Au Royaume-Uni, le bilan est également globalement positif, même si la dynamique reste nettement moins favorable qu’en zone euro

Après être remontée à 3,5% a/a en avril, l’inflation a très légèrement reculé en mai (+3,4%). L’inflation sous-jacente décélère également, et revient au niveau de la mesure headline pour la première fois depuis octobre 2023. La croissance des salaires se modère nettement en avril (+4,8% a/a ; -0,7pp m/m), et les pressions sur les prix s’atténuent quelque peu. Les anticipations d’inflation à 1 an des ménages (3,3% a/a ; -0,2pp) et de City/Yougov (4,0% ; -0,2pp) diminuent par rapport au mois dernier. Toutefois, les anticipations de long terme des ménages restent élevées et continuent de surpasser les niveaux enregistrés durant la crise inflationniste.

Au Japon, le bilan est contrasté

L’inflation totale continue certes de ralentir au deuxième trimestre (3,4% en mai ; -0,1pp m/m) en raison d’une nouvelle baisse des contributions des composantes volatiles (énergie, alimentation périssable). Et les perspectives pour les prochains mois pointent vers une stabilisation de l’inflation : l’indicateur des pressions sur les prix (côté offre) continue de diminuer, les anticipations d’inflation des ménages à 1 an ont très légèrement ralenti en avril et l’indice des prix à la production freine fortement (+3,2% a/a en mai ; -1,1pp m/m). Après s’être nettement modéré en début d’année, le salaire mensuel moyen hors primes a néanmoins augmenté en avril (+2,1% a/a ; +0,7pp). En revanche, l’inflation sous-jacente (hors aliments périssable ; cible de la BoJ) et la core-core inflation (qui exclut l’énergie) ont toutes deux augmenté en mai (à, respectivement, 3,7% a/a (+0,2pp) et 3,3% a/a (+0,3pp)).

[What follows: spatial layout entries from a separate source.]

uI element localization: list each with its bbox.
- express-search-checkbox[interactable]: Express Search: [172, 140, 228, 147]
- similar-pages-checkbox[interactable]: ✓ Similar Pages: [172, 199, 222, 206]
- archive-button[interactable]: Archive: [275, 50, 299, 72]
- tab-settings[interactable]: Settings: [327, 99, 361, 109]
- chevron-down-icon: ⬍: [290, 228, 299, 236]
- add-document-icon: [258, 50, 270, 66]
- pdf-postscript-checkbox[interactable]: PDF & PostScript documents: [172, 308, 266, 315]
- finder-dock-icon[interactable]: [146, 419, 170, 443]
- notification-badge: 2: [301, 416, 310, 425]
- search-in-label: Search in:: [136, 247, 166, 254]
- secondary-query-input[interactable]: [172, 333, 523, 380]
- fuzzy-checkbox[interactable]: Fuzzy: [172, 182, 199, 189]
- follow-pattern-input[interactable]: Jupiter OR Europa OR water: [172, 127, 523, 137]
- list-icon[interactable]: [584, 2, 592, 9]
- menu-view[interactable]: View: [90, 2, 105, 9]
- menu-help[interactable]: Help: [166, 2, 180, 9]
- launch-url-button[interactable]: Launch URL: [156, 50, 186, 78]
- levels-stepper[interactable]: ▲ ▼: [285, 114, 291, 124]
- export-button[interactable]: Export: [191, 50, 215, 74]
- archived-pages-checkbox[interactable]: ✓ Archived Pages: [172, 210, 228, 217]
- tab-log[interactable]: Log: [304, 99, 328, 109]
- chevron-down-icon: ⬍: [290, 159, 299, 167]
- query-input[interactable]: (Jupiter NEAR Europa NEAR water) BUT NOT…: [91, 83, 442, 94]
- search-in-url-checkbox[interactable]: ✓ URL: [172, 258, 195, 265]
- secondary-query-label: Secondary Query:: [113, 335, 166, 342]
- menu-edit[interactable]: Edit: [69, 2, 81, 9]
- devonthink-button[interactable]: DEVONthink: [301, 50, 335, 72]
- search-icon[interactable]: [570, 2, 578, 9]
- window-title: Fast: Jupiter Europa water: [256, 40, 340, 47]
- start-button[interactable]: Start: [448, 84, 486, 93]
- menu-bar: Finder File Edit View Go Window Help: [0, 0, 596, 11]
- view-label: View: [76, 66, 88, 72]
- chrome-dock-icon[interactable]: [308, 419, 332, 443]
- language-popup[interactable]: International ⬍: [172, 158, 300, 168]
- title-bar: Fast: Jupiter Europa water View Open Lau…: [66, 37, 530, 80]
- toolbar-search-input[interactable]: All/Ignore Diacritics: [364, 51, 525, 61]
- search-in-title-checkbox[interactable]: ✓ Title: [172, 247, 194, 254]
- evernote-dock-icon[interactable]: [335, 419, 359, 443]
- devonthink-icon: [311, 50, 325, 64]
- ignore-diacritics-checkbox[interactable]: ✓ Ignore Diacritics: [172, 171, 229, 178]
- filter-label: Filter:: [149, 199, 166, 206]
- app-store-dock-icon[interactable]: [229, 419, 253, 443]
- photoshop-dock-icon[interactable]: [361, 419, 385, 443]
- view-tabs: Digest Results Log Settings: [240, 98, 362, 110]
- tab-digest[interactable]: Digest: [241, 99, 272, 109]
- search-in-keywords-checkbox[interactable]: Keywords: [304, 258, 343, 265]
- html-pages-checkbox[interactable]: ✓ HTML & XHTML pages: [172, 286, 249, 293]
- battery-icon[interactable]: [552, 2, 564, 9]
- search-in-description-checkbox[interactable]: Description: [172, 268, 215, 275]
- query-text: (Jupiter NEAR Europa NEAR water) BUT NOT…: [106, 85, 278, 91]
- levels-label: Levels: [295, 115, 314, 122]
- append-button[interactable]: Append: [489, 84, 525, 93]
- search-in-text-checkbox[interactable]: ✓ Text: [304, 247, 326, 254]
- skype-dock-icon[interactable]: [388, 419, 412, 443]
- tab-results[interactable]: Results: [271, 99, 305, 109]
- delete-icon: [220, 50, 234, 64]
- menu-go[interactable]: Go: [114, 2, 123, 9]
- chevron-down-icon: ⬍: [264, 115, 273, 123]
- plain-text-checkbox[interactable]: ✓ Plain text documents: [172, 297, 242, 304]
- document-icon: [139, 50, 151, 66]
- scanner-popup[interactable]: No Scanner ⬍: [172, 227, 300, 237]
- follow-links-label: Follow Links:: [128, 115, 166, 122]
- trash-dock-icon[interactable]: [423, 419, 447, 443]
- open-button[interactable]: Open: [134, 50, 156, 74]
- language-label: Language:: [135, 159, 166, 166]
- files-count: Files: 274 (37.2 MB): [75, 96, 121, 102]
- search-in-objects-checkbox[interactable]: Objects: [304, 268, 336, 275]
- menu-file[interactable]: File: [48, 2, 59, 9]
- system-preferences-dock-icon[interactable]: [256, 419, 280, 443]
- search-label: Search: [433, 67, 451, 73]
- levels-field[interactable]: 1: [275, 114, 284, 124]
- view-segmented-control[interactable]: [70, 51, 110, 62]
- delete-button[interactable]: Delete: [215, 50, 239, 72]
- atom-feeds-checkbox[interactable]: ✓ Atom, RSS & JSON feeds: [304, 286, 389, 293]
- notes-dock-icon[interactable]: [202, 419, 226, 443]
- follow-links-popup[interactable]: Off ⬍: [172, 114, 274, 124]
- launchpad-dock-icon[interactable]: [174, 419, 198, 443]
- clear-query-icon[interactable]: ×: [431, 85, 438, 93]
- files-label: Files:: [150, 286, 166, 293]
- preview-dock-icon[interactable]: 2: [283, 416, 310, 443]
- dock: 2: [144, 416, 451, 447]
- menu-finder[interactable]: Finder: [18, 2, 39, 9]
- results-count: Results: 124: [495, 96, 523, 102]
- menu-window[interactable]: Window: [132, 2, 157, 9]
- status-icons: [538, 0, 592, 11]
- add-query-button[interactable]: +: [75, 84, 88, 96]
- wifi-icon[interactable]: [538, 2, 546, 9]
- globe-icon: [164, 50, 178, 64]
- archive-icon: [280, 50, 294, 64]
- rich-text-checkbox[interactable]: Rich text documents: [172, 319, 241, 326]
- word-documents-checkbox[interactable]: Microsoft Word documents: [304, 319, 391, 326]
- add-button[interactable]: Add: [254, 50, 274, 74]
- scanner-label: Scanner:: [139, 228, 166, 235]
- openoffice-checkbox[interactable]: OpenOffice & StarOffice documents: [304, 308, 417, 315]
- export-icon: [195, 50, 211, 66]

Achevé de rédiger le 26 juin 2025

Graphique du mois | Une autre manière de détecter les probables effets inflationnistes des droits de douane

États-Unis : Inflation tirée par la demande et l'offre

Notre graphique du mois reproduit une décomposition de l’inflation américaine (mesurée avec les données du BEA du déflateur de la consommation) entre les facteurs d’offre et de demande. Cette décomposition s’appuie sur la méthodologie développée par Adam Hale Shapiro (vice-président du département de recherche économique de la Réserve fédérale de San Francisco)1. Les composantes de l’indice des prix sensibles à la demande (à l’offre) sont identifiées par la corrélation positive (négative) entre leurs variations et l’activité économique.

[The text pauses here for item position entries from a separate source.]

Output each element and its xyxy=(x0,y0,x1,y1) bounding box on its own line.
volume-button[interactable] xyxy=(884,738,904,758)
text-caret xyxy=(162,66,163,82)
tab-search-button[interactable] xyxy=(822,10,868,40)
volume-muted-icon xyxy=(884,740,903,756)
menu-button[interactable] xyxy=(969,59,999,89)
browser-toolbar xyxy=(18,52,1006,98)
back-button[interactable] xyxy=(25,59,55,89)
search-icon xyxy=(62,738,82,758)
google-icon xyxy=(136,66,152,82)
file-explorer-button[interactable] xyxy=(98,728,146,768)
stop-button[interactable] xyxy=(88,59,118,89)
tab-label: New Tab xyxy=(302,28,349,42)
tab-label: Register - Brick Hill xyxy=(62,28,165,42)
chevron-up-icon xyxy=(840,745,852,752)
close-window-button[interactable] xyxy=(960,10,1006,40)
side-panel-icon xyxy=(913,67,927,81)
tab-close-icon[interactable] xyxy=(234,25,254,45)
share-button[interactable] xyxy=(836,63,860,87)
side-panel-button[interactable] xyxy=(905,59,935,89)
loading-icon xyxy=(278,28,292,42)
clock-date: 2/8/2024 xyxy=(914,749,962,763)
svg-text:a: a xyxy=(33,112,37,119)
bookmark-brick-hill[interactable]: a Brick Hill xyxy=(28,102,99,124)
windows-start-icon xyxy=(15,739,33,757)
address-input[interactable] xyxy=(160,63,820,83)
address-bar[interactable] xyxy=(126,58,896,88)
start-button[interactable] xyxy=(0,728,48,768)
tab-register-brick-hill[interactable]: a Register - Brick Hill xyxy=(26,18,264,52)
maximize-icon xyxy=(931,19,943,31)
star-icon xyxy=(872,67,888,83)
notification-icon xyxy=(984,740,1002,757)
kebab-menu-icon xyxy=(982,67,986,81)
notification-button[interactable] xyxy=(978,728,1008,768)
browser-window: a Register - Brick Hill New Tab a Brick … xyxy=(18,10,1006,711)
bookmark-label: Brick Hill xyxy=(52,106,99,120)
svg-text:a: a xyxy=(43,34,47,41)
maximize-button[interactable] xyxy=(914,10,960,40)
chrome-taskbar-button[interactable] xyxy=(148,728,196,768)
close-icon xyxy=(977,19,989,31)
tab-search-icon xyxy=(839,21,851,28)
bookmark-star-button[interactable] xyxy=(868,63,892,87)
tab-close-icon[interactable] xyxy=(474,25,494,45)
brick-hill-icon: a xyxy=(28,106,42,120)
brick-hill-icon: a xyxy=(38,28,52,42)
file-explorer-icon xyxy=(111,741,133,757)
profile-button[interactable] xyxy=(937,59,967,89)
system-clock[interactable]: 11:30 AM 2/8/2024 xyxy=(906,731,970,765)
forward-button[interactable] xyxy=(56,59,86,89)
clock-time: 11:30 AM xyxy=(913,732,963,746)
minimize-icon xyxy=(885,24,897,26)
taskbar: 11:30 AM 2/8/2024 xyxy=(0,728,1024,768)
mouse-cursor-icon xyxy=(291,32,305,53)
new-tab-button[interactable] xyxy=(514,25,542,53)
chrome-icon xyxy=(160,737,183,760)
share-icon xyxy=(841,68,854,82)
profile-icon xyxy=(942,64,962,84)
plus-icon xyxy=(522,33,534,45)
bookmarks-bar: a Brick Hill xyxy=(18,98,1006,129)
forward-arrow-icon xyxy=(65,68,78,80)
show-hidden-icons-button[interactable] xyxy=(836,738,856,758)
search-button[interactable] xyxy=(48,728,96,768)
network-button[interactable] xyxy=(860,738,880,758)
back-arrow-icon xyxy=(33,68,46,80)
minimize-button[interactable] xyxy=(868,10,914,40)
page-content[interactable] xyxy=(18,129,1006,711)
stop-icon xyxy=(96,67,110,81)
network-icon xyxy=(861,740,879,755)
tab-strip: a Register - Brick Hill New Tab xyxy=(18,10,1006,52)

Les dernières données disponibles, datant d’avril, nous montrent que l’inflation tirée par l’offre (courbe orange) poursuit, clairement, sa tendance baissière, engagée depuis le pic du choc inflationniste au deuxième trimestre 2022, et qu’elle se situe en deçà de sa moyenne pré-pandémique. L’inflation tirée par la demande (courbe verte) est, en revanche, depuis décembre 2024, de nouveau dans une dynamique haussière et se situe au-dessus de sa moyenne pré-pandémique.

Un premier enseignement de ces évolutions est que, avant le choc tarifaire du président Trump, la poursuite du processus de désinflation et le retour à la cible reposaient sur l’inflation par la demande, qui devait reprendre le chemin de la baisse. Processus qui reposait donc aussi sur la Fed, qui peut justement agir sur la demande (la freiner, en l’occurrence, en mettant sur pause ses baisses de taux et en conservant ainsi une politique monétaire plutôt restrictive) et non sur l’offre.

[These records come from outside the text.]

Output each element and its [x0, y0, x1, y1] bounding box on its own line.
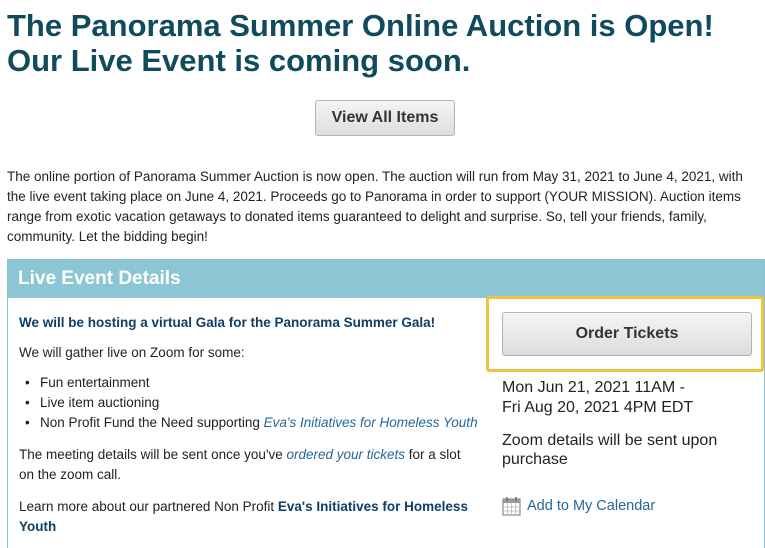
event-date-end: Fri Aug 20, 2021 4PM EDT [502, 399, 694, 416]
ordered-tickets-link[interactable]: ordered your tickets [286, 447, 405, 462]
live-event-panel: Live Event Details We will be hosting a … [7, 259, 765, 548]
list-item-text: Non Profit Fund the Need supporting [40, 415, 264, 430]
gala-title: We will be hosting a virtual Gala for th… [19, 315, 436, 330]
intro-text: The online portion of Panorama Summer Au… [7, 169, 743, 244]
list-item-text: Live item auctioning [40, 395, 160, 410]
event-date: Mon Jun 21, 2021 11AM - Fri Aug 20, 2021… [502, 378, 752, 418]
headline-line-2: Our Live Event is coming soon. [7, 43, 471, 78]
add-to-calendar-label: Add to My Calendar [527, 498, 656, 514]
details-prefix: The meeting details will be sent once yo… [19, 447, 287, 462]
gather-text: We will gather live on Zoom for some: [19, 345, 245, 360]
meeting-details-text: The meeting details will be sent once yo… [19, 445, 479, 485]
order-tickets-button[interactable]: Order Tickets [502, 312, 752, 356]
event-description: We will be hosting a virtual Gala for th… [19, 313, 479, 537]
calendar-icon [502, 496, 521, 516]
live-event-header: Live Event Details [8, 260, 764, 298]
page-headline: The Panorama Summer Online Auction is Op… [7, 8, 757, 78]
list-item-text: Fun entertainment [40, 375, 150, 390]
add-to-calendar-link[interactable]: Add to My Calendar [502, 495, 655, 517]
view-all-items-button[interactable]: View All Items [315, 100, 455, 136]
list-item: Live item auctioning [19, 393, 479, 413]
list-item: Fun entertainment [19, 373, 479, 393]
event-date-start: Mon Jun 21, 2021 11AM - [502, 379, 685, 396]
list-item: Non Profit Fund the Need supporting Eva'… [19, 413, 479, 433]
headline-line-1: The Panorama Summer Online Auction is Op… [7, 8, 714, 43]
learn-prefix: Learn more about our partnered Non Profi… [19, 499, 278, 514]
nonprofit-link[interactable]: Eva's Initiatives for Homeless Youth [264, 415, 478, 430]
activity-list: Fun entertainment Live item auctioning N… [19, 373, 479, 433]
learn-more-text: Learn more about our partnered Non Profi… [19, 497, 479, 537]
zoom-note: Zoom details will be sent upon purchase [502, 432, 718, 468]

Le second enseignement que nous pouvons tirer de ces données est que le choc tarifaire étant pour partie un choc d’offre, son impact inflationniste devrait se voir dans un redressement de l’inflation tirée par l’offre. En parallèle, les impacts négatifs du choc tarifaire sur la croissance devraient tirer vers le bas l’inflation par la demande. Quel effet dominera à l’horizon des prochains mois ? C’est toute la question. Nous anticipons que ce sera le premier, inflationniste. Mais les incertitudes autour de ce scénario restent nombreuses.

Achevé de rédiger le 26 juin 2025

1 Cf. pour une présentation des grandes lignes de cette approche, How Much Do Supply and Demand Drive Inflation? - San Francisco Fed, 21 juin 2022. Travail étendu par Lansing (2025) en utilisant cette décomposition dans une estimation de la courbe de Phillips, Is Demand or Supply More Important for Inflation? - San Francisco Fed, 23 juin 2025.